After that we can define our tool, its input type (CodebaseQuery) and its output. We'll make a fake ProjectIndex for now just to make an illustrative example.

struct ProjectIndex {}

impl ProjectIndex {
    fn new() -> Self {
        ProjectIndex {}
    }

    fn search(&self, _query: &str, _limit: usize) -> impl Future<Output = Result<Vec<String>>> {
        async move { Ok(vec![]) }
    }
}


struct ProjectIndexTool {
    project_index: ProjectIndex,
}

impl LanguageModelTool for ProjectIndexTool {
    type Input = CodebaseQuery;
    type Output = String;

    fn name(&self) -> String {
        "query_codebase".to_string()
    }

    fn description(&self) -> String {
        "Executes a query against the codebase, returning excerpts related to the query".to_string()
    }

    fn execute(&self, query: Self::Input) -> impl 'static + Future<Output = Result<Self::Output>> {
        let results = self.project_index.search(query.query.as_str(), 10);

        async move {
            let results = results.await?;

            if !results.is_empty() {
                Ok(results.join("\n"))
            } else {
                Ok(format!("No results"))
            }
        }
    }
}

The model will use the name and description to determine which tool, amongst potentially several, to use to help complete tasks. Once that's determined, it's up to us to run the code based on the Input passed in, using that execute.

As an example, we'll set up a ToolRegistry and register our new tool.
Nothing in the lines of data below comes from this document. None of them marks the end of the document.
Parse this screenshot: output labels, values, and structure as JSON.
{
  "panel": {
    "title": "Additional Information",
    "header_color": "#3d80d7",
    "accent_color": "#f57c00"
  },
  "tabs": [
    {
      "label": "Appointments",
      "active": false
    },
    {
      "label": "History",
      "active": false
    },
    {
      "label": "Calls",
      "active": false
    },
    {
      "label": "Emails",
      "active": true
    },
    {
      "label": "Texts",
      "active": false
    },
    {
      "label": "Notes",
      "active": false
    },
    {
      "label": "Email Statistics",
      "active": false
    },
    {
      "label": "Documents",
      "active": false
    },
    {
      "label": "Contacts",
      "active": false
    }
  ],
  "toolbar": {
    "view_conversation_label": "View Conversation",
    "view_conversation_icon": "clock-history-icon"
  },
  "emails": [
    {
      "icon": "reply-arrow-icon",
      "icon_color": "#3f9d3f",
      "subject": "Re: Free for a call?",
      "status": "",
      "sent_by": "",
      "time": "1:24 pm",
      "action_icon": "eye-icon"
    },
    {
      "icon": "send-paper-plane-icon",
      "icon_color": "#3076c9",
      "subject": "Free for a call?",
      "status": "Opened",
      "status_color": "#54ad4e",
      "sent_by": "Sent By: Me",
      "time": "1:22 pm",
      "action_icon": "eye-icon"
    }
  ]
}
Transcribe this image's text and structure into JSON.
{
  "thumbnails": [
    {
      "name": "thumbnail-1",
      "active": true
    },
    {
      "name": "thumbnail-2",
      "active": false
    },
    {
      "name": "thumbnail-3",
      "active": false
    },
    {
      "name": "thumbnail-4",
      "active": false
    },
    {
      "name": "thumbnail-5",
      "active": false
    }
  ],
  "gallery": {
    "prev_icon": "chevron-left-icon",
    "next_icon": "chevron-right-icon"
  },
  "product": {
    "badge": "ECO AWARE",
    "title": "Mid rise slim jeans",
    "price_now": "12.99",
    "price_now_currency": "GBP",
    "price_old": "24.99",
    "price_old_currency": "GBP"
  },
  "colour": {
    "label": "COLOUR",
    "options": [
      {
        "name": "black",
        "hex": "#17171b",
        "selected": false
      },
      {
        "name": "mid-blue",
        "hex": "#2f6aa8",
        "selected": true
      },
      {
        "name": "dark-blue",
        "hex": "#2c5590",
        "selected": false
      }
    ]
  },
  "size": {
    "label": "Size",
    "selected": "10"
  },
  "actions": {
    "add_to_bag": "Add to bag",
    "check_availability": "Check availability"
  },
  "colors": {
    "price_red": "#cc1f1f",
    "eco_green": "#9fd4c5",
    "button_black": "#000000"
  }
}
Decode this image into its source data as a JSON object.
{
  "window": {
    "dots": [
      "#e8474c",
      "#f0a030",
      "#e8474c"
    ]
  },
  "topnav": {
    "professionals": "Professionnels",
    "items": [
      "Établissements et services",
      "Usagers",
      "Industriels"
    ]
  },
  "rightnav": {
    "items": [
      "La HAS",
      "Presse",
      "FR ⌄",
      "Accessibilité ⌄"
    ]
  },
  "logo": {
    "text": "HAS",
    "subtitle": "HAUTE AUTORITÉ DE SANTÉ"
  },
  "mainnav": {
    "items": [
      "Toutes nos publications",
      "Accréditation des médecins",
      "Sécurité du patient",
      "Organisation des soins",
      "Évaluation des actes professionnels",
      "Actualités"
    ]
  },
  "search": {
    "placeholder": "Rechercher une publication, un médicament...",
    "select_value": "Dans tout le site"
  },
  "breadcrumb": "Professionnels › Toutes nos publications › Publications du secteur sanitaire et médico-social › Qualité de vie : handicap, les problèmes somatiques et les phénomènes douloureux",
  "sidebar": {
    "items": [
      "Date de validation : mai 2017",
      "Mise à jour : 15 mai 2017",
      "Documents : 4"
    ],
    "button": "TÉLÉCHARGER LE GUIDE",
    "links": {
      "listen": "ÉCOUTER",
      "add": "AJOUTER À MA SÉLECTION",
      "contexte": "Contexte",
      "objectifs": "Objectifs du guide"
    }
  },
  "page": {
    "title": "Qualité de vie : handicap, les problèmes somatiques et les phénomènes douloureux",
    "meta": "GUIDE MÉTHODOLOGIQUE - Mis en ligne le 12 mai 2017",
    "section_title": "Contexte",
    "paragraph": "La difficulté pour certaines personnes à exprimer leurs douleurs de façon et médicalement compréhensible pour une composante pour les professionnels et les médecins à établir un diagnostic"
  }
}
let tool = ProjectIndexTool {
    project_index: ProjectIndex::new(),
};

let mut registry = ToolRegistry::new();

let registered = registry.register(tool);
assert!(registered.is_ok());

When OpenAI says it wants to use one of our tools it will pass us an object with name and arguments. We pass those into registry.call which gives us a future.

let task = registry.call(
    "query_codebase",
    r#"{"query":"GPUI Task background_executor"}"#,
);

Given that we're targeting GPUI, I wanted to leave this open to different kinds of executors. Here's it being consumed by the futures::executor:

let result = futures::executor::block_on(task);
println!("{}", result.unwrap())

Next steps are going to be actually hooking this up to OpenAI and also creating a ToolRegistry that will accept an AppContext as the last argument during an execute as many tools will need these in GPUI land.

Note: to make this PR pass the CI gauntlet, I had to clean up stuff introduced in the assistant2 branch.